Captain Braine stood on the rail watching them with an air of musing that was incredibly odd in the face of the wild excitement of the moment.
‘Are you hurt?’ I cried.
He turned slowly to survey me, then very leisurely dismounted from his perch, meanwhile continuing to gaze at me.
‘No,’ said he, after an interval during which I ran my eyes over him with anxiety, thinking to see blood or to behold him suddenly fall; ‘it’s all right. This is the fourth time I’ve been shot at in my life; and be my end what it will, it is certain I am not to perish by another man’s bullet. Rogues all, ha!’ he continued, directing his dead black vision at the boat astern; ‘they would have carried the little _Blanche_, and slit our throats. Just the sort of ship, sir, for the likes of their trade: the heels of a racehorse and the sober look of the honest marchantman. Slit our throats; all saving _yours_, mem, I expect; but only to reserve ye for something worse than death to you, if your noble looks don’t belie your taste.’

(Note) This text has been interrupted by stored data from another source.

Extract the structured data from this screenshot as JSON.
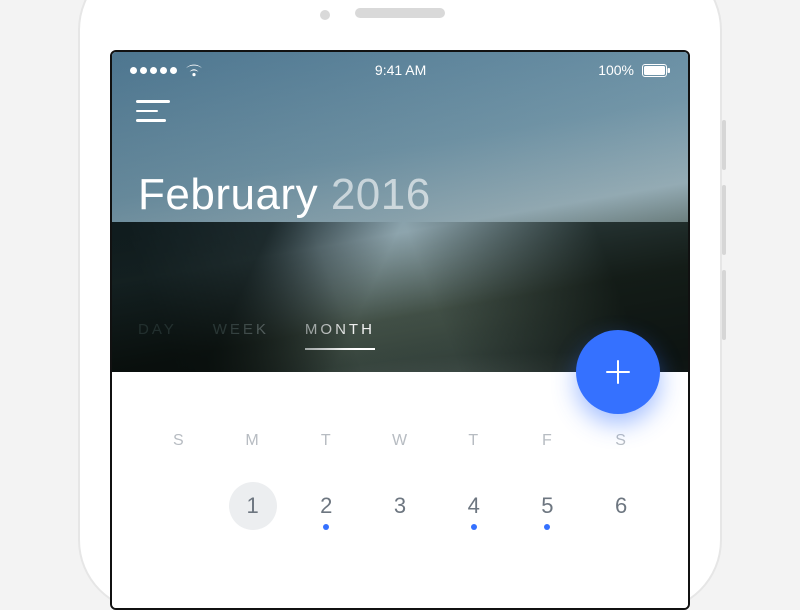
{
  "status": {
    "carrier_dots": 5,
    "time": "9:41 AM",
    "battery_pct": "100%"
  },
  "header": {
    "month": "February",
    "year": "2016"
  },
  "tabs": {
    "day": "DAY",
    "week": "WEEK",
    "month": "MONTH",
    "active": "month"
  },
  "calendar": {
    "dow": [
      "S",
      "M",
      "T",
      "W",
      "T",
      "F",
      "S"
    ],
    "week": [
      {
        "label": "",
        "has_dot": false,
        "today": false
      },
      {
        "label": "1",
        "has_dot": false,
        "today": true
      },
      {
        "label": "2",
        "has_dot": true,
        "today": false
      },
      {
        "label": "3",
        "has_dot": false,
        "today": false
      },
      {
        "label": "4",
        "has_dot": true,
        "today": false
      },
      {
        "label": "5",
        "has_dot": true,
        "today": false
      },
      {
        "label": "6",
        "has_dot": false,
        "today": false
      }
    ]
  },
  "colors": {
    "accent": "#3571ff"
  }
}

‘They never could have held on with that boathook,’ said I, struck more by the man’s manner than his speech, strange as it was. ‘I suppose they hoped to cling long enough to chuck a few of their beauties aboard us. Well, Miss Temple, let us trust that we have now seen the very last of that confounded privateer brig and the gallant, good-looking chaps who stocked her.’
‘When is all this going to end?’ said she.
‘Every man of them,’ exclaimed the captain, ‘will have had a firearm in his breast.’
‘No doubt,’ I answered; ‘the vessel must have been handsomely furnished in that way to judge by what we found remaining in the cabin of the wreck.’
‘Were they starving, d’ye think?’ he exclaimed with a sudden troubled manner, as he looked at the speck in our wake.
‘I should say not,’ said I; ‘there were breakers in the bottom of the boat, and parcels resembling bread bags aft.’
‘Thirst is a fearful thing at sea, sir,’ said he, slowly: ‘it’s worse than hunger. Hunger, whilst it remains appetite, is agreeable; but the first sensation of thirst is a torture. I have known ’em both--I have known ’em both,’ he added, with a melancholy shake of his head and a profound sigh; then bringing his unwinking stare to bear upon me, he exclaimed: ‘Supposing that shot had taken effect, the _Lady Blanche_ would now be without a master; and if you wasn’t on board, she’d be without a navigator. Less than two sea-going heads to every ship _won’t_ do. I felt that truth when Chicken went, and I’m feeling of it every time I catch sight of that there man Lush.’ Miss Temple and I exchanged glances. ‘Well,’ said he, with one of his mirthless grins, ‘I don’t expect those privateersmen’ll trouble us any more;’ and in his abrupt way he walked to the compass, and stood there looking alternately from it to the canvas.